GP was also used as a rule extraction technique in combination with decision trees, where the functions in the nodes of the trees use one or more variables (Bot, 1999), but this combination makes the algorithm design very complicated. More recently, Engelbrecht et al. (2001) applied GP and decision trees to extract knowledge from databases, designing an algorithm called BGP (Building-Block Approach to Genetic Programming). In this algorithm, GP is combined with decision trees, but, in this case, it is centered in the concept of a building block, which represents a condition or a node of the tree. A building block has three parts: an attribute, a relational operator, and a threshold. Rules are obtained by combining different values of the parts of the building blocks in the shape of decision trees.

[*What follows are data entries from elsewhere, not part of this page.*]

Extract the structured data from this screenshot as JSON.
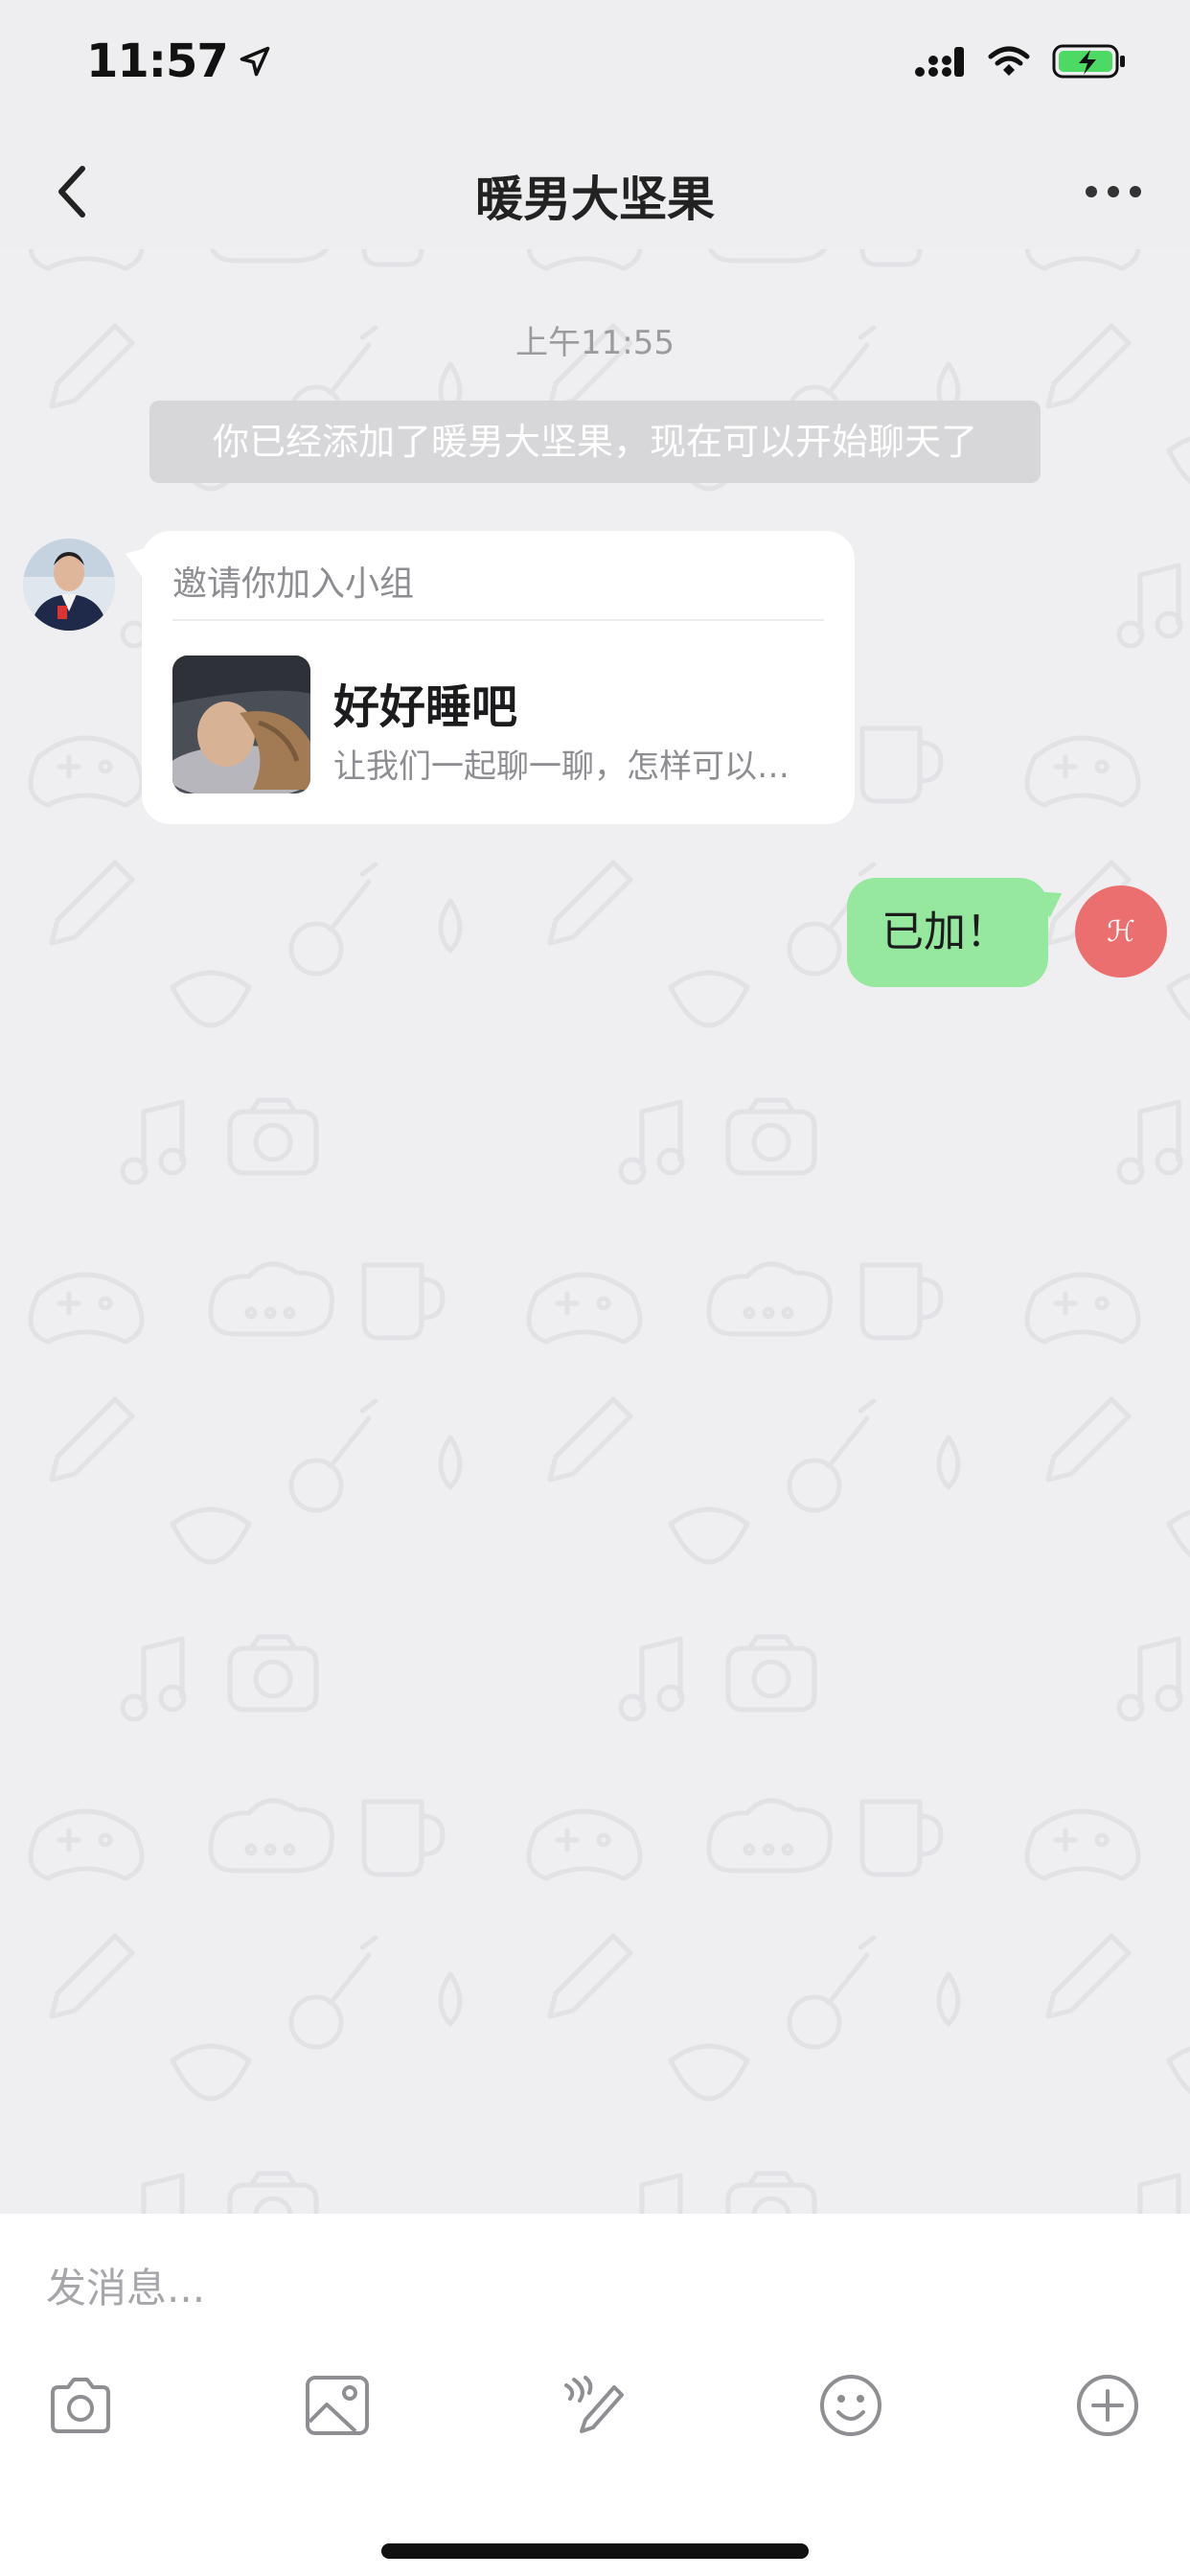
{
  "status_bar": {
    "time": "11:57"
  },
  "header": {
    "title": "暖男大坚果",
    "back_icon": "chevron-left-icon",
    "more_icon": "ellipsis-icon"
  },
  "chat": {
    "timestamp": "上午11:55",
    "system_notice": "你已经添加了暖男大坚果，现在可以开始聊天了",
    "invite_card": {
      "header": "邀请你加入小组",
      "group_name": "好好睡吧",
      "group_desc": "让我们一起聊一聊，怎样可以…"
    },
    "outgoing_message": "已加！",
    "avatar_right_text": "ℋ"
  },
  "composer": {
    "placeholder": "发消息...",
    "tools": [
      "camera-icon",
      "image-icon",
      "voice-pen-icon",
      "emoji-icon",
      "plus-circle-icon"
    ]
  },
  "colors": {
    "background": "#efeff1",
    "outgoing_bubble": "#95e89e",
    "avatar_right": "#ec6f6f",
    "notice_bg": "#d7d7da"
  }
}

A new research area is the use of GP to extract knowledge from Artificial Neural Networks (ANNs). An ANN (see Lippmann, 1987; Haykin, 1999) is an information-processing system based on generalizations of human cognition or neural biology. An ANN consists of many simple computational neural units connected to each other. An input is presented to its input units, this input vector is propagated through the whole network, and finally, some kind of output is spit out. The most common type of ANN (and the one used in this chapter) consists of different layers with some neurons on each and connected with feed-forward connections (i.e., the exit of one neuron cannot go to the entrance of a neuron of the same or previous layer) and trained with the backpropagation algorithm (Johansson et al., 1992).

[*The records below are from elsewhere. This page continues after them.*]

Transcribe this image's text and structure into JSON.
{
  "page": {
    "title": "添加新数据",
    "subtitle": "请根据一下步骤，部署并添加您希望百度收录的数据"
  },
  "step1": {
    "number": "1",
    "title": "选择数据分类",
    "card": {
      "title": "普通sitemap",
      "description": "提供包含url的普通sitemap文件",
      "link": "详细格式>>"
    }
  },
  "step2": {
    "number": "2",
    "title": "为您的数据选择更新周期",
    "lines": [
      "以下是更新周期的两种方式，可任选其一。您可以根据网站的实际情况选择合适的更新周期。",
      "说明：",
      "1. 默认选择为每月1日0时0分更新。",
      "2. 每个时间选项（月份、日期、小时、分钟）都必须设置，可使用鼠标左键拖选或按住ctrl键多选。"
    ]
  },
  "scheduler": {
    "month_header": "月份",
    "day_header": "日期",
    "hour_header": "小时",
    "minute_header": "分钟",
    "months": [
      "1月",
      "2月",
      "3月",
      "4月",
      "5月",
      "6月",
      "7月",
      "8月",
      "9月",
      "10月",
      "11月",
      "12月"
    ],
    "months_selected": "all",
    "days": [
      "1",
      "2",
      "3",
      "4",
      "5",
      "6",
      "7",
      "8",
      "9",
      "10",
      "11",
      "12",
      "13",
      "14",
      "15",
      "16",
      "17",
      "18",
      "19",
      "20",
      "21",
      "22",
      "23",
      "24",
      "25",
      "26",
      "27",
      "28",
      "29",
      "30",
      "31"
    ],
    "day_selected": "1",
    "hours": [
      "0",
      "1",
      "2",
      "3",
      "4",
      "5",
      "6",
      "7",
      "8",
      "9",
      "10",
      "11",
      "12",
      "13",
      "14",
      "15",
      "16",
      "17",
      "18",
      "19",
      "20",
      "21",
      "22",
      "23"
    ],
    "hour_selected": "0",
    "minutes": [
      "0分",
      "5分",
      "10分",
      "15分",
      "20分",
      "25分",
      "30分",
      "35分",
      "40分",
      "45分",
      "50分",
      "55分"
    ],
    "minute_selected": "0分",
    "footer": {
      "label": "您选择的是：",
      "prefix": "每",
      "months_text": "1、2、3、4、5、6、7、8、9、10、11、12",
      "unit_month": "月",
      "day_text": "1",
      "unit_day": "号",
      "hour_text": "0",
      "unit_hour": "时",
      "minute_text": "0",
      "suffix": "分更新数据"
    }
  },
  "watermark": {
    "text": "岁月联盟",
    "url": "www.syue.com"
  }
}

ANNs have proven to be a powerful tool in many different applications, but they have a big problem. The reasoning process they follow cannot be explained, i.e. there is no clear relationship between the inputs presented to the network and the outputs they return. To solve this problem, GP can be applied to perform rule extraction on these pairs of given inputs/returned outputs in order to be able to understand the behavior of ANNs.

Description of the Problem

The iris flower data (SAS Institute, 1988) were originally published by Fisher (1936) as examples of discriminant analysis and cluster analysis. Four parameters, sepal length, sepal width, petal length and petal width , were measured in millimeters on 50 iris specimens from each of three species, Iris setosa, Iris versicolor and Iris virginica . Given the four parameters, one should be able to determine which of the three classes a specimen belongs to. There are 150 data points listed in the database.

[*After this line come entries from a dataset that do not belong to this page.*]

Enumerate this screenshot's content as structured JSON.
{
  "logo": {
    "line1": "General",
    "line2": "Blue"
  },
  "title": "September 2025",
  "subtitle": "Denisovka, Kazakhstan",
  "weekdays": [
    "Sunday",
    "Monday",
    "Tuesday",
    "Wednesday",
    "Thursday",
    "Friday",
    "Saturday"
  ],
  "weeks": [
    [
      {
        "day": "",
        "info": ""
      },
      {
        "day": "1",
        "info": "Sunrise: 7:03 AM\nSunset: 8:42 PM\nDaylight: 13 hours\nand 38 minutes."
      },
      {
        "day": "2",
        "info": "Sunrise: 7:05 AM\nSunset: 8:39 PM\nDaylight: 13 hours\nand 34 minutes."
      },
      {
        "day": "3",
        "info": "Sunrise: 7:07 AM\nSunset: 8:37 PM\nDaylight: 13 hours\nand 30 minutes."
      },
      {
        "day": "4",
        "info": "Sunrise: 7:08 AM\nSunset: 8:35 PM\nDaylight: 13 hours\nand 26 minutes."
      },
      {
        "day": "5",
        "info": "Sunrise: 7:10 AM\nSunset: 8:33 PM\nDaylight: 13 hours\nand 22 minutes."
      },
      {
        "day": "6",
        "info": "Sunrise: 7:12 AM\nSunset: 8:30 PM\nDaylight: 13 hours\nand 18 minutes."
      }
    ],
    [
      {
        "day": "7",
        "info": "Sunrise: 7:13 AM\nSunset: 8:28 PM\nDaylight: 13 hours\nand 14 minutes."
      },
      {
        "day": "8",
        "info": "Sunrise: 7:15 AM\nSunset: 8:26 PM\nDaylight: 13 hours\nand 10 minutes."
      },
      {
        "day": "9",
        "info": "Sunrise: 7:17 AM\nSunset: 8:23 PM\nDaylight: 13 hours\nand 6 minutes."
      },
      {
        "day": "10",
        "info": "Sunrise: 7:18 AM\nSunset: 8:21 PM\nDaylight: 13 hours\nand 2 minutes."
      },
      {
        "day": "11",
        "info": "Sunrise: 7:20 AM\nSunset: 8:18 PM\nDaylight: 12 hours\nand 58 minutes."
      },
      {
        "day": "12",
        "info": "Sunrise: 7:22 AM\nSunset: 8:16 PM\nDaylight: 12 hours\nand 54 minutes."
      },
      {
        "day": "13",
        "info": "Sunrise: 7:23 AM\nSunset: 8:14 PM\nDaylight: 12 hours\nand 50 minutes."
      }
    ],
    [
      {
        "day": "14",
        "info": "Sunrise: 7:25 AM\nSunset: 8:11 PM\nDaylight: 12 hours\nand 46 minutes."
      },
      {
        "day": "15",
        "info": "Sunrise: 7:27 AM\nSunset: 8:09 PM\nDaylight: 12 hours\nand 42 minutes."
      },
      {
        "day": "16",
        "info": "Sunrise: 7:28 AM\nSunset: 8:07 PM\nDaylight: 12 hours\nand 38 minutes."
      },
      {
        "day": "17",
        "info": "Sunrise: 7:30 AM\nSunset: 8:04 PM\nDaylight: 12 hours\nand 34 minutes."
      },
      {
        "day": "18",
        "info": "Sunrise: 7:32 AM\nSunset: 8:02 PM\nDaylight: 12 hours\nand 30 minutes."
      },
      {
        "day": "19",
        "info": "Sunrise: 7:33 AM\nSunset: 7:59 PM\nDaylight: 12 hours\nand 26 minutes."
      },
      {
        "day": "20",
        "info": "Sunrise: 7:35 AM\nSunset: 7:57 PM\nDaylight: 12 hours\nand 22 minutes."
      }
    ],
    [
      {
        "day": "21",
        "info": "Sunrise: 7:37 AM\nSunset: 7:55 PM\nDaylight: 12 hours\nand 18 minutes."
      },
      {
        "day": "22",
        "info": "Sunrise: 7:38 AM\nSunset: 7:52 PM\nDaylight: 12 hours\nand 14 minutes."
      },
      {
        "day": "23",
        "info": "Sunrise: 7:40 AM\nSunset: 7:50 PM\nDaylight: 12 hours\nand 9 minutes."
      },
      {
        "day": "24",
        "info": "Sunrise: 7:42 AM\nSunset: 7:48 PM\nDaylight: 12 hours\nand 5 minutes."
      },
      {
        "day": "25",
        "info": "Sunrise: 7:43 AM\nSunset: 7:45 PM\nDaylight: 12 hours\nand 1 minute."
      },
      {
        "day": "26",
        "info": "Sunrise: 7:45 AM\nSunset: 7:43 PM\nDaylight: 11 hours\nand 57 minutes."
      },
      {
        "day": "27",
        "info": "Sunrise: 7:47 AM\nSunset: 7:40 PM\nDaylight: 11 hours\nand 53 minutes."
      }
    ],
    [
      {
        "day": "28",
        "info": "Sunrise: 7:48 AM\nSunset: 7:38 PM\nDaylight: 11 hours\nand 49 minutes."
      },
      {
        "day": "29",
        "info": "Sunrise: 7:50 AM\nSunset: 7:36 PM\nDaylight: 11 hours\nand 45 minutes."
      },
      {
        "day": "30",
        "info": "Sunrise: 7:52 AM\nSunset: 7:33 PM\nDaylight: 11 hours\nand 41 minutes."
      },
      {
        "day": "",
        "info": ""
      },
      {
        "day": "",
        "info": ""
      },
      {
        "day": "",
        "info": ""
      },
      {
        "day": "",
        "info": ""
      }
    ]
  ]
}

One of the reasons for applying this problem is the physical situation of the classes in the four-dimensional space. Figure 1 shows the space distribution for variables X ₁ and X ₂ (petal length and petal width). As shown in Duch et al. (2000), with these two variables, we can get a higher discrimination for the three classes, a fitness of a 98 percent success using only these two variables. So, they are an important reference point for comparing the results graphically.

Figure 1: Distribution of the Three Classes

In this chapter, we will show how we can use GP and ANNs to solve the iris flower problem. When we use GP, we will see two different points of view. In the first, we will use GP to obtain a rule classifier system ( one-tree classification); in the second, we will try to find a Boolean expression for each of the three species to determine if the data belongs to that class (three-tree classification).

We will also use an ANN to solve this problem and, in order to understand the network obtained, we will use GP to extract the rules that explain its behavior. We will see how GP seems to be a suitable technique, not just for classifying problems, but also for extracting knowledge from databases and ANNs and data mining in general.